Consumers cite three reasons for the shift in their expectations.

More Singaporeans (50%) now expect inflation to decline in the next 12 months, the Singapore Index of Inflation Expectations Survey revealed.

In the December 2022 edition of the survey, only 41% believed that price pressures will ease within a year.

According to the survey, consumers are now more positive about their inflation expectations because central banks in major economies are raising interest rates (41%), and there has been a slowdown in global growth (35%). 

Consumers also expect the resolution of pandemic-induced supply chain disruptions to relieve price pressures. 

Whilst more Singaporeans think prices will decrease, some believe otherwise.

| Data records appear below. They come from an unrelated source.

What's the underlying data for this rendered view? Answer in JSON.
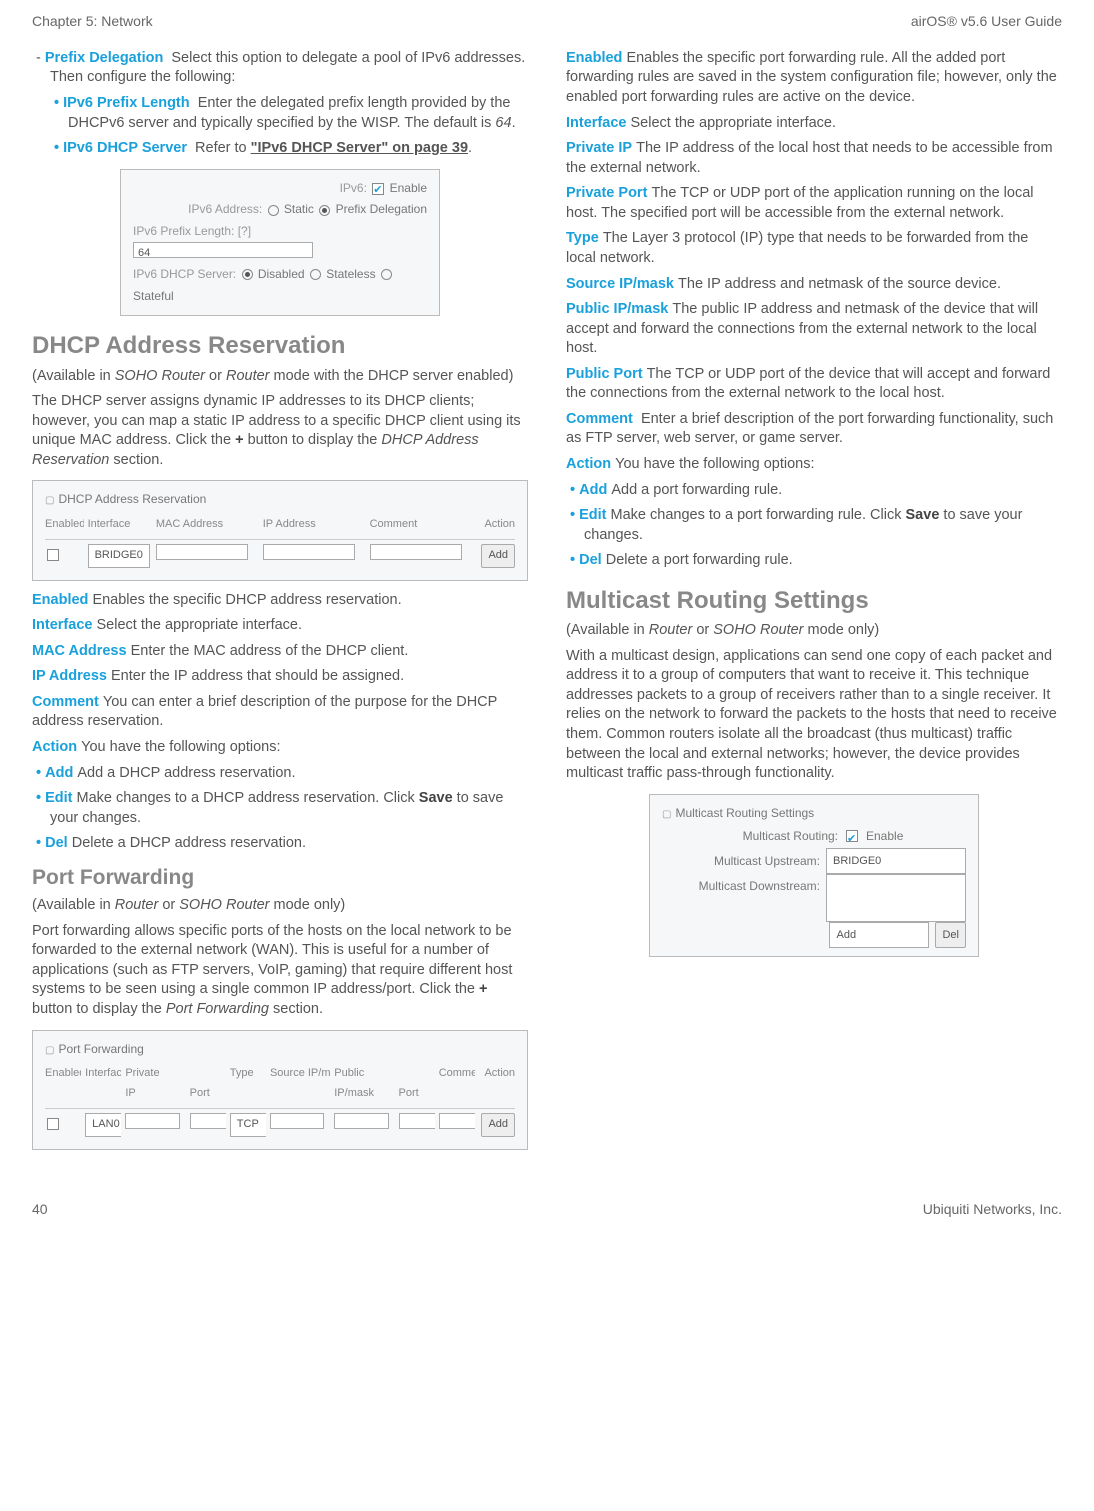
{
  "header": {
    "left": "Chapter 5: Network",
    "right": "airOS® v5.6 User Guide"
  },
  "footer": {
    "left": "40",
    "right": "Ubiquiti Networks, Inc."
  },
  "col1": {
    "pd_term": "Prefix Delegation",
    "pd_body": "Select this option to delegate a pool of IPv6 addresses. Then configure the following:",
    "ipl_term": "IPv6 Prefix Length",
    "ipl_body1": "Enter the delegated prefix length provided by the DHCPv6 server and typically specified by the WISP. The default is ",
    "ipl_body_italic": "64",
    "ipl_body_end": ".",
    "ids_term": "IPv6 DHCP Server",
    "ids_body_pre": "Refer to ",
    "ids_link": "\"IPv6 DHCP Server\" on page 39",
    "ids_body_end": ".",
    "ipv6_panel": {
      "r1_lbl": "IPv6:",
      "r1_enable": "Enable",
      "r2_lbl": "IPv6 Address:",
      "r2_opt1": "Static",
      "r2_opt2": "Prefix Delegation",
      "r3_lbl": "IPv6 Prefix Length: [?]",
      "r3_val": "64",
      "r4_lbl": "IPv6 DHCP Server:",
      "r4_o1": "Disabled",
      "r4_o2": "Stateless",
      "r4_o3": "Stateful"
    },
    "dhcp_h": "DHCP Address Reservation",
    "dhcp_avail_pre": "(Available in ",
    "dhcp_avail_i1": "SOHO Router",
    "dhcp_avail_mid": " or ",
    "dhcp_avail_i2": "Router",
    "dhcp_avail_post": " mode with the DHCP server enabled)",
    "dhcp_p_pre": "The DHCP server assigns dynamic IP addresses to its DHCP clients; however, you can map a static IP address to a specific DHCP client using its unique MAC address. Click the ",
    "dhcp_p_b": "+",
    "dhcp_p_mid": " button to display the ",
    "dhcp_p_i": "DHCP Address Reservation",
    "dhcp_p_end": " section.",
    "dhcp_tbl": {
      "title": "DHCP Address Reservation",
      "h1": "Enabled",
      "h2": "Interface",
      "h3": "MAC Address",
      "h4": "IP Address",
      "h5": "Comment",
      "h6": "Action",
      "if": "BRIDGE0",
      "add": "Add"
    },
    "d_en_t": "Enabled",
    "d_en_b": "Enables the specific DHCP address reservation.",
    "d_if_t": "Interface",
    "d_if_b": "Select the appropriate interface.",
    "d_mac_t": "MAC Address",
    "d_mac_b": "Enter the MAC address of the DHCP client.",
    "d_ip_t": "IP Address",
    "d_ip_b": "Enter the IP address that should be assigned.",
    "d_cm_t": "Comment",
    "d_cm_b": "You can enter a brief description of the purpose for the DHCP address reservation.",
    "d_ac_t": "Action",
    "d_ac_b": "You have the following options:",
    "d_add_t": "Add",
    "d_add_b": "Add a DHCP address reservation.",
    "d_edit_t": "Edit",
    "d_edit_b_pre": "Make changes to a DHCP address reservation. Click ",
    "d_edit_b_b": "Save",
    "d_edit_b_post": " to save your changes.",
    "d_del_t": "Del",
    "d_del_b": "Delete a DHCP address reservation.",
    "pf_h": "Port Forwarding",
    "pf_avail_pre": "(Available in ",
    "pf_avail_i1": "Router",
    "pf_avail_mid": " or ",
    "pf_avail_i2": "SOHO Router",
    "pf_avail_post": " mode only)",
    "pf_p_pre": "Port forwarding allows specific ports of the hosts on the local network to be forwarded to the external network (WAN). This is useful for a number of applications (such as FTP servers, VoIP, gaming) that require different host systems to be seen using a single common IP address/port. Click the ",
    "pf_p_b": "+",
    "pf_p_mid": " button to display the ",
    "pf_p_i": "Port Forwarding",
    "pf_p_end": " section.",
    "pf_tbl": {
      "title": "Port Forwarding",
      "h1": "Enabled",
      "h2": "Interface",
      "h3a": "Private",
      "h3b": "IP",
      "h3c": "Port",
      "h4": "Type",
      "h5": "Source IP/mask",
      "h6a": "Public",
      "h6b": "IP/mask",
      "h6c": "Port",
      "h7": "Comment",
      "h8": "Action",
      "if": "LAN0",
      "type": "TCP",
      "add": "Add"
    }
  },
  "col2": {
    "en_t": "Enabled",
    "en_b": "Enables the specific port forwarding rule. All the added port forwarding rules are saved in the system configuration file; however, only the enabled port forwarding rules are active on the device.",
    "if_t": "Interface",
    "if_b": "Select the appropriate interface.",
    "pip_t": "Private IP",
    "pip_b": "The IP address of the local host that needs to be accessible from the external network.",
    "ppt_t": "Private Port",
    "ppt_b": "The TCP or UDP port of the application running on the local host. The specified port will be accessible from the external network.",
    "ty_t": "Type",
    "ty_b": "The Layer 3 protocol (IP) type that needs to be forwarded from the local network.",
    "sip_t": "Source IP/mask",
    "sip_b": "The IP address and netmask of the source device.",
    "puim_t": "Public IP/mask",
    "puim_b": "The public IP address and netmask of the device that will accept and forward the connections from the external network to the local host.",
    "pupt_t": "Public Port",
    "pupt_b": "The TCP or UDP port of the device that will accept and forward the connections from the external network to the local host.",
    "cm_t": "Comment",
    "cm_b": "Enter a brief description of the port forwarding functionality, such as FTP server, web server, or game server.",
    "ac_t": "Action",
    "ac_b": "You have the following options:",
    "add_t": "Add",
    "add_b": "Add a port forwarding rule.",
    "edit_t": "Edit",
    "edit_b_pre": "Make changes to a port forwarding rule. Click ",
    "edit_b_b": "Save",
    "edit_b_post": " to save your changes.",
    "del_t": "Del",
    "del_b": "Delete a port forwarding rule.",
    "mr_h": "Multicast Routing Settings",
    "mr_avail_pre": "(Available in ",
    "mr_avail_i1": "Router",
    "mr_avail_mid": " or ",
    "mr_avail_i2": "SOHO Router",
    "mr_avail_post": " mode only)",
    "mr_p": "With a multicast design, applications can send one copy of each packet and address it to a group of computers that want to receive it. This technique addresses packets to a group of receivers rather than to a single receiver. It relies on the network to forward the packets to the hosts that need to receive them. Common routers isolate all the broadcast (thus multicast) traffic between the local and external networks; however, the device provides multicast traffic pass-through functionality.",
    "mr_panel": {
      "title": "Multicast Routing Settings",
      "r1_lbl": "Multicast Routing:",
      "r1_en": "Enable",
      "r2_lbl": "Multicast Upstream:",
      "r2_val": "BRIDGE0",
      "r3_lbl": "Multicast Downstream:",
      "add_sel": "Add",
      "del": "Del"
    }
  }
}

Based on the survey, 41% of consumers still expect inflation to increase in the next 12 months, likely because of central banks in major economies raising interest rates (36%), higher demand due to the relaxation of pandemic restrictions (27%) and geopolitical uncertainties due to the Ukraine-Russia conflict (23%).

Some (11%) also cited lingering supply chain disruptions to push prices up. 

Meanwhile, the survey also found that consumers are divided on whether the current economic conditions will negatively impact one-year-ahead and five-year-ahead overall inflation.

Consumers are unsure whether current economic conditions will positively or negatively impact food, transportation, housing & utilities, healthcare, clothing & footwear, and household durables & services.